Several times during the week Tia and Joanna hosted the "Who am I?" game. Students dutifully stood, then sat when eliminated. Tia's bright personality was the highlight of the game, and she insisted on having each "winner"'s picture taken with her.
The wonderful skit came to it's decisive conclusion, though we didn't want it to end. Mrs. D actually had the students vote for their favorite teachers, and during the break the they were supposedly counted. Though the teachers supposedly knew there would be no winner, Will was thrown for a loop when Mrs. D announced "The winners, with 58 votes...Mr. Murphy and Mr. Ellis!" David and I scream, hug, and excitedly run about. Mrs. D ill-advisedly handed me the microphone, and I pull out the speech I'd jotted down. My first line was ONLY said for laughs: "We may not have written the skit, but we still got the last laugh!" I continued my speech, which was going to mention all three teaching teams. But Mr. Ellis looked like he had something to say, so I handed him the mic. His "I voted for us 58 times!" line was so good, there was no need to continue. Ad-libbing, I compared this acceptance speech to my speech at Will's mugging, which I hear was infamously long. Finally, I pointed to Mr. Landrum, asking him to play the video we had prepared (earlier I'd asked Charles to play any video he had that might be funny). I thought his choice was excellent...a video on toothpick bridge building. Unfortunately, many students didn't get it.

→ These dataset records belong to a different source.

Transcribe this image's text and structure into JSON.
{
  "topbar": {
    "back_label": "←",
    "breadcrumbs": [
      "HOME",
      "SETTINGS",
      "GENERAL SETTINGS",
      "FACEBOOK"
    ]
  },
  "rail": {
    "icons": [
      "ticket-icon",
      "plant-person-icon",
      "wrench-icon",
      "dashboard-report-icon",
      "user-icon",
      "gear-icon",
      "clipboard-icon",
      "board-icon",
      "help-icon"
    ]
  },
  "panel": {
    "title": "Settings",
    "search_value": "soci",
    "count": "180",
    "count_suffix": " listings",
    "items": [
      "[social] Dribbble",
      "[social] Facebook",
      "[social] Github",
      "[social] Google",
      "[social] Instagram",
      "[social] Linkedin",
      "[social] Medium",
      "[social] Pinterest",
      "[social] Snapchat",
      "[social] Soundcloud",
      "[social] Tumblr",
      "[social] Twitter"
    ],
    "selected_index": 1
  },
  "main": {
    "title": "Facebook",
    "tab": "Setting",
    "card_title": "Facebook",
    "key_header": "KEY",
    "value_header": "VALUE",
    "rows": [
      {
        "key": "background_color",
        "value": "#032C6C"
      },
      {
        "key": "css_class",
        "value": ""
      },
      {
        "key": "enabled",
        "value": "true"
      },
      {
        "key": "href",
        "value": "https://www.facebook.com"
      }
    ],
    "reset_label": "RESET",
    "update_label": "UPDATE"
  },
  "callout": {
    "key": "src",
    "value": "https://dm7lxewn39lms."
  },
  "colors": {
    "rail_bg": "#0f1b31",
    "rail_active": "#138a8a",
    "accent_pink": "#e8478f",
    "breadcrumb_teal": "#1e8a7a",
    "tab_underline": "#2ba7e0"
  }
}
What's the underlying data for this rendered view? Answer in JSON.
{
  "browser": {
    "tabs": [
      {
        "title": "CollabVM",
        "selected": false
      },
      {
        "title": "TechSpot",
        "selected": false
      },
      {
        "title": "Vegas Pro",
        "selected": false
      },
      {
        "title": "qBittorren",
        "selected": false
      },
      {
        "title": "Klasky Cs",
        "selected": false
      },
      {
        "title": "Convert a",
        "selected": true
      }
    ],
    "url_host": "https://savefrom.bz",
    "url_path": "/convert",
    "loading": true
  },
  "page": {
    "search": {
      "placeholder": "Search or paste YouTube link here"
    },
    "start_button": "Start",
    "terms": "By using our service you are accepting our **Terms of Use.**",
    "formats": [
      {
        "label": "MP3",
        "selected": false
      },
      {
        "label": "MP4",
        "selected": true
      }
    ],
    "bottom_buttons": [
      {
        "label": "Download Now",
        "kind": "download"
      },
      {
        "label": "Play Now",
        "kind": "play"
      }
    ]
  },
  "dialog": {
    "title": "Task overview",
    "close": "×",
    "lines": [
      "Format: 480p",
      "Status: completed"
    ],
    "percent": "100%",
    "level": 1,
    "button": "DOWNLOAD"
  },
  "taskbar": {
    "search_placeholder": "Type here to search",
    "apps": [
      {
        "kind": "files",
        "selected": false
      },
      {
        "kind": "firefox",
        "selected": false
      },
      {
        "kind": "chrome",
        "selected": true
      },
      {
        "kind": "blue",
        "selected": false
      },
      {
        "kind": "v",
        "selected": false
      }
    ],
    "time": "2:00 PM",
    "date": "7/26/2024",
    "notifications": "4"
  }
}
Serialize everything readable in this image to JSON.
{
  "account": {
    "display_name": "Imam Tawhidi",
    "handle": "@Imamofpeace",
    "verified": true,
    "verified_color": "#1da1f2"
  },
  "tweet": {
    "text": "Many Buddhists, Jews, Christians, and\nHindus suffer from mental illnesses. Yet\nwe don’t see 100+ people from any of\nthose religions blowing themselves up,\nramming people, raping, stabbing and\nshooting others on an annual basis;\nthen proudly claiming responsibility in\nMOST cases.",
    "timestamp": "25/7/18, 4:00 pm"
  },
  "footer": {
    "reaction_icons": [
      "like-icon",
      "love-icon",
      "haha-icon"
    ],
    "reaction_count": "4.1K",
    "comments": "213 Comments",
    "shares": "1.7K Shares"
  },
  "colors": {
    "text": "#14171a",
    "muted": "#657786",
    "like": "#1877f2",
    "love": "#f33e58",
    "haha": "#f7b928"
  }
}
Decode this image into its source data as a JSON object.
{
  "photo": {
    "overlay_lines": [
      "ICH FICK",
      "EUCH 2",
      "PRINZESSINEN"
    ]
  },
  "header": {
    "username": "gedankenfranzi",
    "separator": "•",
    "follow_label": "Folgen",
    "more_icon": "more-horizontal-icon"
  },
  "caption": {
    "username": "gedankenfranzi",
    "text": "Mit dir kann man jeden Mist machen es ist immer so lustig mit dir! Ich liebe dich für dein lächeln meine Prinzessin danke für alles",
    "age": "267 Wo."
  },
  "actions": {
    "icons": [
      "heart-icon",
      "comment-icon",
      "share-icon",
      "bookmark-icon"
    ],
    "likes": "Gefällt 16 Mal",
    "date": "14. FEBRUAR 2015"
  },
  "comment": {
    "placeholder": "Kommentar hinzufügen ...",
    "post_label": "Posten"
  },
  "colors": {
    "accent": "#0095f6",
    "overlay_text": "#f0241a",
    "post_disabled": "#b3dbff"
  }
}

Letters from the parents were read, which is always a special time. Worship got off to an unusual start. Matthew Flurry couldn't find his sidekick Caleb, and was quite upset. I thought he was looking for a parent, after reading his letter. I found his mother in the back, and she came to his rescue. But later the youngest Flurry boy was MIA. Fortunately, after a few frantic minutes, he was found on the front row of singing students.
After worship the 8th graders went ghost crabbing, which was Anna's favorite part of the week. I got in trouble with Mrs. Hanson for taking Holt to the house, to get his flashlight. At 2 am Matthew Flurry throws up, but he feels fine afterwards. His dad says pizza does that to him.